The best known "plan" in this regard is of course the "Sykes-Picot" agreement, in terms of which, in 1916, two middle-level British and French diplomats, Mark Sykes and Georges Picot, re-worked the cartographic shape of West Asia to their advantage. Sean McMeekin reminds us that this agreement should correctly be called the "Sykes-Picot-Sazonov" agreement, the last named being the Russian foreign minister who claimed for Russia full control over the Black Sea, the Bosphorus and the capital, Constantinople, while France and Britain divided the rest of West Asia between them.

McMeekin rightly stresses that the final territorial distribution did not follow this plan: in the final settlement, many more powers were involved; the Russians did not assert their claims since they opted out of the conflict and the later territorial settlement after their revolution; the final shape of Turkey was quite different from what had been envisaged in the agreement, and the borders finally drawn in West Asia were also different from what the Anglo-French diplomats had planned. All true, but the fact remains that the principle of territorial distribution between Britain and France, broadly agreed to by Sykes and Picot, (with the exception of the "Jewish homeland", pursued a little later by the British), were actually implemented on the ground.

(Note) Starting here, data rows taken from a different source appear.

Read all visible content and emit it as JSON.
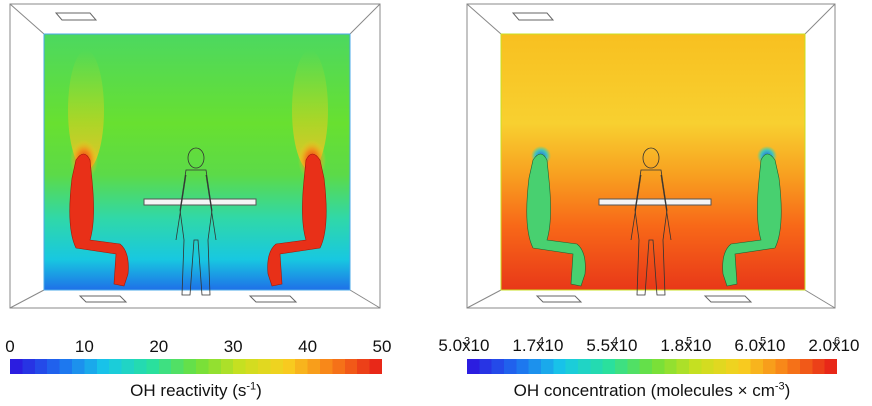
{
  "left": {
    "title": "OH reactivity (s",
    "title_sup": "-1",
    "title_end": ")",
    "ticks": [
      "0",
      "10",
      "20",
      "30",
      "40",
      "50"
    ],
    "colormap": [
      "#2b1de0",
      "#1e6ff0",
      "#18c8e8",
      "#28e0a0",
      "#6ee03c",
      "#c8e020",
      "#f8d020",
      "#f88018",
      "#e82818"
    ]
  },
  "right": {
    "title": "OH concentration (molecules × cm",
    "title_sup": "-3",
    "title_end": ")",
    "ticks": [
      {
        "m": "5.0x10",
        "e": "3"
      },
      {
        "m": "1.7x10",
        "e": "4"
      },
      {
        "m": "5.5x10",
        "e": "4"
      },
      {
        "m": "1.8x10",
        "e": "5"
      },
      {
        "m": "6.0x10",
        "e": "5"
      },
      {
        "m": "2.0x10",
        "e": "6"
      }
    ],
    "colormap": [
      "#2b1de0",
      "#1e6ff0",
      "#18c8e8",
      "#28e0a0",
      "#6ee03c",
      "#c8e020",
      "#f8d020",
      "#f88018",
      "#e82818"
    ]
  }
}
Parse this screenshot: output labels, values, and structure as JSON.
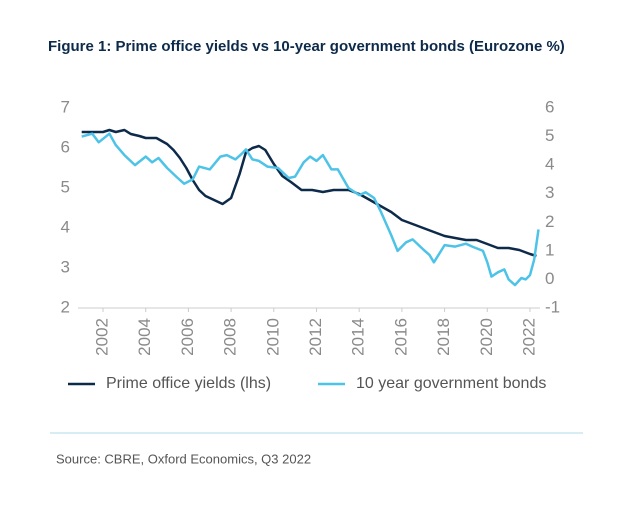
{
  "chart_data": {
    "type": "line",
    "title": "Figure 1: Prime office yields vs 10-year government bonds (Eurozone %)",
    "source": "Source: CBRE, Oxford Economics, Q3 2022",
    "xlim": [
      2000.8,
      2022.4
    ],
    "xticks": [
      2002,
      2004,
      2006,
      2008,
      2010,
      2012,
      2014,
      2016,
      2018,
      2020,
      2022
    ],
    "ylim": [
      2,
      7
    ],
    "yticks": [
      7,
      6,
      5,
      4,
      3,
      2
    ],
    "y2lim": [
      -1,
      6
    ],
    "y2ticks": [
      6,
      5,
      4,
      3,
      2,
      1,
      0,
      -1
    ],
    "legend": "bottom",
    "series": [
      {
        "name": "Prime office yields (lhs)",
        "color": "#0d2a4a",
        "x": [
          2001.0,
          2001.5,
          2002.0,
          2002.3,
          2002.6,
          2003.0,
          2003.3,
          2003.7,
          2004.0,
          2004.5,
          2005.0,
          2005.3,
          2005.6,
          2005.9,
          2006.2,
          2006.5,
          2006.8,
          2007.0,
          2007.6,
          2008.0,
          2008.4,
          2008.7,
          2009.0,
          2009.3,
          2009.6,
          2010.0,
          2010.4,
          2010.8,
          2011.3,
          2011.8,
          2012.3,
          2012.8,
          2013.5,
          2014.0,
          2014.5,
          2015.0,
          2015.5,
          2016.0,
          2016.5,
          2017.0,
          2017.5,
          2018.0,
          2018.5,
          2019.0,
          2019.5,
          2020.0,
          2020.5,
          2021.0,
          2021.5,
          2022.0,
          2022.3
        ],
        "values": [
          6.4,
          6.4,
          6.4,
          6.45,
          6.4,
          6.45,
          6.35,
          6.3,
          6.25,
          6.25,
          6.1,
          5.95,
          5.75,
          5.5,
          5.2,
          4.95,
          4.8,
          4.75,
          4.6,
          4.75,
          5.35,
          5.9,
          6.0,
          6.05,
          5.95,
          5.6,
          5.3,
          5.15,
          4.95,
          4.95,
          4.9,
          4.95,
          4.95,
          4.85,
          4.7,
          4.55,
          4.4,
          4.2,
          4.1,
          4.0,
          3.9,
          3.8,
          3.75,
          3.7,
          3.7,
          3.6,
          3.5,
          3.5,
          3.45,
          3.35,
          3.3
        ]
      },
      {
        "name": "10 year government bonds",
        "color": "#4dc3e8",
        "axis": "y2",
        "x": [
          2001.0,
          2001.5,
          2001.8,
          2002.3,
          2002.6,
          2003.0,
          2003.5,
          2004.0,
          2004.3,
          2004.6,
          2005.0,
          2005.5,
          2005.8,
          2006.2,
          2006.5,
          2007.0,
          2007.5,
          2007.8,
          2008.2,
          2008.5,
          2008.7,
          2009.0,
          2009.3,
          2009.7,
          2010.2,
          2010.7,
          2011.0,
          2011.4,
          2011.7,
          2012.0,
          2012.3,
          2012.7,
          2013.0,
          2013.5,
          2014.0,
          2014.3,
          2014.7,
          2015.0,
          2015.5,
          2015.8,
          2016.2,
          2016.5,
          2017.0,
          2017.3,
          2017.5,
          2018.0,
          2018.5,
          2019.0,
          2019.3,
          2019.8,
          2020.0,
          2020.2,
          2020.5,
          2020.8,
          2021.0,
          2021.3,
          2021.6,
          2021.8,
          2022.0,
          2022.2,
          2022.4
        ],
        "values": [
          5.0,
          5.1,
          4.8,
          5.1,
          4.7,
          4.35,
          4.0,
          4.3,
          4.1,
          4.25,
          3.9,
          3.55,
          3.35,
          3.5,
          3.95,
          3.85,
          4.3,
          4.35,
          4.2,
          4.4,
          4.55,
          4.2,
          4.15,
          3.95,
          3.9,
          3.55,
          3.6,
          4.1,
          4.3,
          4.15,
          4.35,
          3.85,
          3.85,
          3.2,
          2.95,
          3.05,
          2.85,
          2.4,
          1.55,
          1.0,
          1.3,
          1.4,
          1.05,
          0.85,
          0.6,
          1.2,
          1.15,
          1.25,
          1.15,
          1.0,
          0.6,
          0.1,
          0.25,
          0.35,
          0.0,
          -0.2,
          0.05,
          0.0,
          0.15,
          0.7,
          1.75
        ]
      }
    ]
  }
}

Before this, of course, the empire's demise was marked by defeat, extreme cruelty and widespread tragedy. In the period 1911-23, the Ottomans lost about half a million soldiers, while their population went from 21 million to 17 million. Over half a million Armenians paid the price for their support of Russia in the war. A few million Greeks and Turks were forcibly "exchanged" after the war as part of a "collective population transfer", so that their new nations were denuded of other communities that for centuries had lived side by side.

Turkey, in fact, was at its best after the Great War, when its defeated and demoralised forces were re-organised by Mustafa Kemal and, in a series of hard-fought battles across Asia Minor, were able to re-claim their homeland from the Greeks backed by Western powers, re-establish themselves along the Black Sea, and above all retain their hold over the Bosphorus and their traditional capital, Constantinople, across the straits in Europe.

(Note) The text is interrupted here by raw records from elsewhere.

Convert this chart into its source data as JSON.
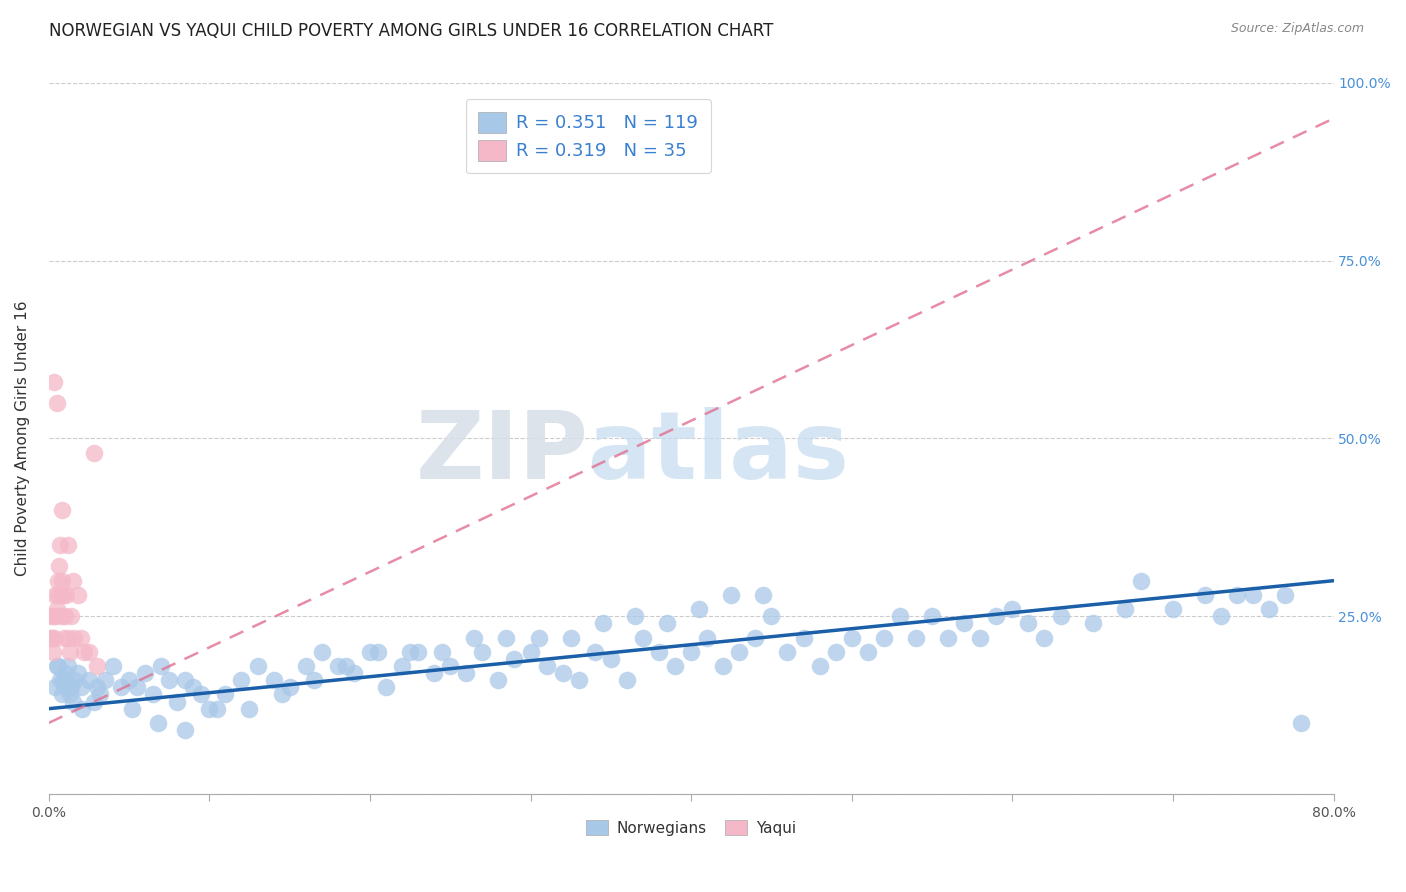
{
  "title": "NORWEGIAN VS YAQUI CHILD POVERTY AMONG GIRLS UNDER 16 CORRELATION CHART",
  "source": "Source: ZipAtlas.com",
  "ylabel": "Child Poverty Among Girls Under 16",
  "legend_label1": "Norwegians",
  "legend_label2": "Yaqui",
  "R1": 0.351,
  "N1": 119,
  "R2": 0.319,
  "N2": 35,
  "watermark_zip": "ZIP",
  "watermark_atlas": "atlas",
  "color_norwegian": "#a8c8e8",
  "color_yaqui": "#f4b8c8",
  "color_trend_norwegian": "#1a5fa8",
  "color_trend_yaqui": "#e07090",
  "norwegian_x": [
    0.4,
    0.6,
    0.8,
    0.9,
    1.0,
    1.1,
    1.2,
    1.3,
    1.4,
    1.5,
    1.6,
    1.8,
    2.0,
    2.1,
    2.5,
    2.8,
    3.0,
    3.2,
    0.5,
    0.7,
    3.5,
    4.0,
    4.5,
    5.0,
    5.5,
    6.0,
    6.5,
    7.0,
    7.5,
    8.0,
    8.5,
    9.0,
    9.5,
    10.0,
    11.0,
    12.0,
    13.0,
    14.0,
    15.0,
    16.0,
    17.0,
    18.0,
    19.0,
    20.0,
    21.0,
    22.0,
    23.0,
    24.0,
    25.0,
    26.0,
    27.0,
    28.0,
    29.0,
    30.0,
    31.0,
    32.0,
    33.0,
    34.0,
    35.0,
    36.0,
    37.0,
    38.0,
    39.0,
    40.0,
    41.0,
    42.0,
    43.0,
    44.0,
    45.0,
    46.0,
    47.0,
    48.0,
    49.0,
    50.0,
    51.0,
    52.0,
    53.0,
    54.0,
    55.0,
    56.0,
    57.0,
    58.0,
    59.0,
    60.0,
    61.0,
    62.0,
    63.0,
    65.0,
    67.0,
    68.0,
    70.0,
    72.0,
    73.0,
    74.0,
    75.0,
    76.0,
    77.0,
    78.0,
    5.2,
    6.8,
    8.5,
    10.5,
    12.5,
    14.5,
    16.5,
    18.5,
    20.5,
    22.5,
    24.5,
    26.5,
    28.5,
    30.5,
    32.5,
    34.5,
    36.5,
    38.5,
    40.5,
    42.5,
    44.5
  ],
  "norwegian_y": [
    15,
    18,
    14,
    16,
    17,
    15,
    18,
    14,
    15,
    13,
    16,
    17,
    15,
    12,
    16,
    13,
    15,
    14,
    18,
    16,
    16,
    18,
    15,
    16,
    15,
    17,
    14,
    18,
    16,
    13,
    16,
    15,
    14,
    12,
    14,
    16,
    18,
    16,
    15,
    18,
    20,
    18,
    17,
    20,
    15,
    18,
    20,
    17,
    18,
    17,
    20,
    16,
    19,
    20,
    18,
    17,
    16,
    20,
    19,
    16,
    22,
    20,
    18,
    20,
    22,
    18,
    20,
    22,
    25,
    20,
    22,
    18,
    20,
    22,
    20,
    22,
    25,
    22,
    25,
    22,
    24,
    22,
    25,
    26,
    24,
    22,
    25,
    24,
    26,
    30,
    26,
    28,
    25,
    28,
    28,
    26,
    28,
    10,
    12,
    10,
    9,
    12,
    12,
    14,
    16,
    18,
    20,
    20,
    20,
    22,
    22,
    22,
    22,
    24,
    25,
    24,
    26,
    28,
    28
  ],
  "yaqui_x": [
    0.1,
    0.15,
    0.2,
    0.25,
    0.3,
    0.35,
    0.4,
    0.45,
    0.5,
    0.55,
    0.6,
    0.65,
    0.7,
    0.75,
    0.8,
    0.85,
    0.9,
    0.95,
    1.0,
    1.1,
    1.2,
    1.3,
    1.4,
    1.5,
    1.6,
    1.8,
    2.0,
    2.2,
    2.5,
    3.0,
    0.3,
    0.5,
    0.8,
    1.2,
    2.8
  ],
  "yaqui_y": [
    25,
    22,
    22,
    20,
    25,
    22,
    28,
    25,
    26,
    28,
    30,
    32,
    35,
    28,
    30,
    25,
    28,
    22,
    25,
    28,
    22,
    20,
    25,
    30,
    22,
    28,
    22,
    20,
    20,
    18,
    58,
    55,
    40,
    35,
    48
  ],
  "nor_trend_x0": 0.0,
  "nor_trend_x1": 80.0,
  "nor_trend_y0": 12.0,
  "nor_trend_y1": 30.0,
  "yaq_trend_x0": 0.0,
  "yaq_trend_x1": 80.0,
  "yaq_trend_y0": 10.0,
  "yaq_trend_y1": 95.0,
  "xlim": [
    0.0,
    80.0
  ],
  "ylim": [
    0.0,
    100.0
  ],
  "title_fontsize": 12,
  "axis_label_fontsize": 11,
  "tick_fontsize": 10
}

This book is primarily a military history, covering in considerable detail the various battles involving the Ottoman forces in different theatres, which are embellished with excellent maps. But, contrary to its title, there is very little about the "making of the modern Middle East" in the book. The last chapter, titled "Lausanne and the Ottoman Legacy", devotes only five pages to West Asia and just does not do justice to the emergence of the Arab states (initially under Anglo-French tutelage), whose present-day confrontations and conflicts suggest a possible unravelling of the regional state system.

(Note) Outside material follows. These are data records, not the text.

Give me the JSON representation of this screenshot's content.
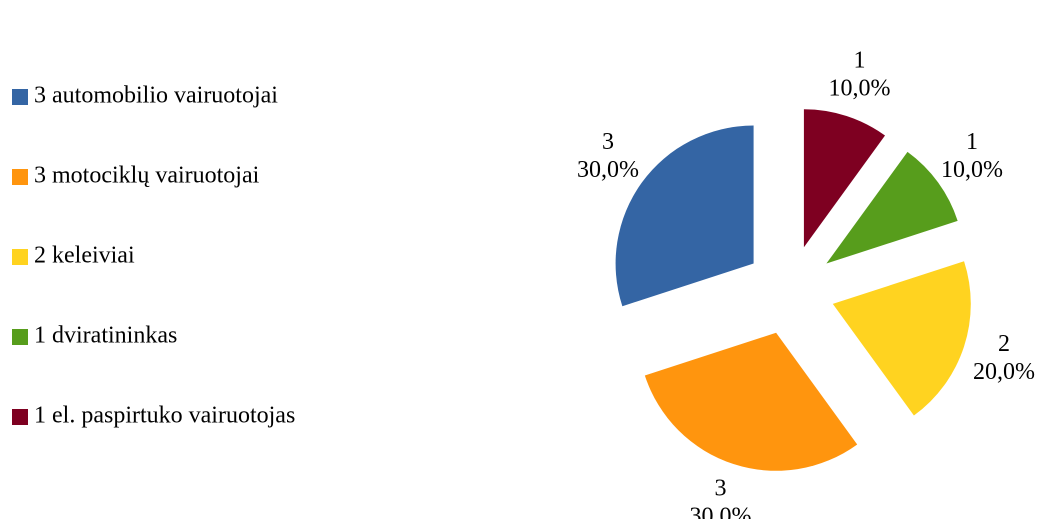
{
  "chart_data": {
    "type": "pie",
    "categories": [
      "3 automobilio vairuotojai",
      "3 motociklų vairuotojai",
      "2 keleiviai",
      "1 dviratininkas",
      "1 el. paspirtuko vairuotojas"
    ],
    "values": [
      3,
      3,
      2,
      1,
      1
    ],
    "percent_values": [
      30,
      30,
      20,
      10,
      10
    ],
    "percent_labels": [
      "30,0%",
      "30,0%",
      "20,0%",
      "10,0%",
      "10,0%"
    ],
    "colors": [
      "#3465a4",
      "#ff950e",
      "#ffd320",
      "#579d1c",
      "#7e0021"
    ],
    "legend": "left"
  }
}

The few comments McMeekin does make about contemporary West Asia are superficial, even inane: he suggests that Iraq's multi-ethnic and multi-faith order had been sustained only by the harsh authoritarian system, but fails to mention that the present-day sectarian divide is largely the result of deliberate divide-and-rule policies of the US occupation from 2003. His remarks relating to Palestine are particularly shallow: he says that the last Western troops left this territory well before the first major war started, but does not note the US's consistent backing of Israel's violence and its maximalist agenda at the expense of the rights of the Palestinian people.

In West Asia, with continued Western interventions and depredations, the legacy of Sykes-Picot is still a palpable reality a hundred years later.